It is said ‘what does not kill you makes you stronger’. Well I believe this is only true to a certain degree, and is certainly not guaranteed. I think with the right attitude, training and practice, a potentially negative situation can help to test your resolve and become good practice for maintaining awareness. The pressure of suffering can actually force you to adopt a stance against it, however with the wrong attitude and a lack of willpower it can simply make your life worse. Instead of thinking of a challenge in an unrealistic way, placing your responsibility on some external factor, instead be practical and understand that only with the right attitude and practice will you be able to overcome the obstacle. This also means that you should not try to fling yourself into negative situations, but instead just try to ‘roll with the punches’. Sometimes bad things happen in life, and you just have to do the best you can. Take your attitude to life into your own hands. A good example of this would be a story from the time of Buddha:
“Kisa Gautami was a young woman from a wealthy family who was happily married to an important merchant. When her only son was one-year-old, he fell ill and died suddenly. Kisa Gautami was struck with grief, she could not bare the death of her only child. Weeping and groaning, she took her dead baby in her arms and went from house to house begging all the people in the town for news of a way to bring her son back to life.
Of course, nobody could help her but Kisa Gautami would not give up. Finally she came across a Buddhist who advised her to go and see the Buddha himself.
When she carried the dead child to the Buddha and told Him her sad story, He listened with patience and compassion, and then said to her, “Kisa Gautami, there is only one way to solve your problem. Go and find me four or five mustard seeds from any family in which there has never been a death.”
Kisa Gautami was filled with hope, and set off straight away to find such a household. But very soon she discovered that every family she visited had experienced the death of one person or another. At last, she understood what the Buddha had wanted her to find out for herself — that suffering is a part of life, and death comes to us all. Once Kisa Guatami accepted the fact that death is inevitable, she could stop her grieving. She took the child’s body away and later returned to the Buddha to become one of His followers.”

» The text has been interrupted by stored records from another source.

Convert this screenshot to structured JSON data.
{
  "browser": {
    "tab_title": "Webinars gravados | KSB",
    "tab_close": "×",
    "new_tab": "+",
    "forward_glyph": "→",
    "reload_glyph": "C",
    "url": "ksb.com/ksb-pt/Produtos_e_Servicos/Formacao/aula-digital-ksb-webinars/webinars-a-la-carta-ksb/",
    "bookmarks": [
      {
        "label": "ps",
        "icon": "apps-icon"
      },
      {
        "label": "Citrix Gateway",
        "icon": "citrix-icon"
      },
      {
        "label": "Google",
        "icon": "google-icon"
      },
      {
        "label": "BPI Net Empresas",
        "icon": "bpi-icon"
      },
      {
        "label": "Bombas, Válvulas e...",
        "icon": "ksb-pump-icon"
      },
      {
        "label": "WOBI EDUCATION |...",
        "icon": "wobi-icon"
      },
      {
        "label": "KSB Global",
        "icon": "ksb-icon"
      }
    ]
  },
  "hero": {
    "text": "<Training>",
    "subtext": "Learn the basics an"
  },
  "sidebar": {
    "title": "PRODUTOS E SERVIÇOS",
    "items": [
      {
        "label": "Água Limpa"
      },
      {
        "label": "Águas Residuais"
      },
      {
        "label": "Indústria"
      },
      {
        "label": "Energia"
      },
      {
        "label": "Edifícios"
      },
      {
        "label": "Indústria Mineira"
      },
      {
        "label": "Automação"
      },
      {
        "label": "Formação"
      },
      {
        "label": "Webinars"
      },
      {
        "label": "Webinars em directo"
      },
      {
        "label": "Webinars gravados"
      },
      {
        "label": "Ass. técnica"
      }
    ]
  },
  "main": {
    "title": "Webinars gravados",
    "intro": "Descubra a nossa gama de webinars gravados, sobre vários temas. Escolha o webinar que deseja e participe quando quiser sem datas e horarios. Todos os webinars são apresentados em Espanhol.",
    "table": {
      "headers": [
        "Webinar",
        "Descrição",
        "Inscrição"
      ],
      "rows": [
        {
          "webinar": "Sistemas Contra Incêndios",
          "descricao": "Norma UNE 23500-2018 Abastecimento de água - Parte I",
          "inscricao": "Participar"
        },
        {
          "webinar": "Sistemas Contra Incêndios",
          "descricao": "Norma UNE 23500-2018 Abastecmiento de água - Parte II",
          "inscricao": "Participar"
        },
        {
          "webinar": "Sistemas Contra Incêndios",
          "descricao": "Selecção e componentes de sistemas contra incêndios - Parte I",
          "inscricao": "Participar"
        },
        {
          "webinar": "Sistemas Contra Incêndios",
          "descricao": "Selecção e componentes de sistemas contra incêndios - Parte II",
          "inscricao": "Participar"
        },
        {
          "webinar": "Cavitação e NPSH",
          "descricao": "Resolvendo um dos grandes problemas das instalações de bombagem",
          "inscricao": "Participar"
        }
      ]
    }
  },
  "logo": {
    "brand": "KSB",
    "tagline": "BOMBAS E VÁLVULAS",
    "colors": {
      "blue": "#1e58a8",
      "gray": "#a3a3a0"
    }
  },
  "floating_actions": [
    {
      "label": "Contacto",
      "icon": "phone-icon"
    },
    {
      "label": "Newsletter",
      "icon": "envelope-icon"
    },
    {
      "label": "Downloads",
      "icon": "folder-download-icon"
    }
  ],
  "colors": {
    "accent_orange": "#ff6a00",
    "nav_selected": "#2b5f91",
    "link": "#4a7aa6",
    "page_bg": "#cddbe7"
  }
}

This story focuses around a very extreme example, which is what makes it such a significant illustration. This is an example of overcoming one of the greatest obstacles of all-
the death of a loved one, and it shows a stance of no resistance. This should not be confused with a lack of sympathy or compassion however- quite the opposite. In a position of compassion,
sadness will flow all the same, but it will take its natural course, as all things are meant to do. Time heals all, and you are not meant to escape from the pain but accept it as a part of the world you live in. But to wait in a static state in life, without any pain or suffering to test you, you might not progress either. So be grateful for this opportunity too.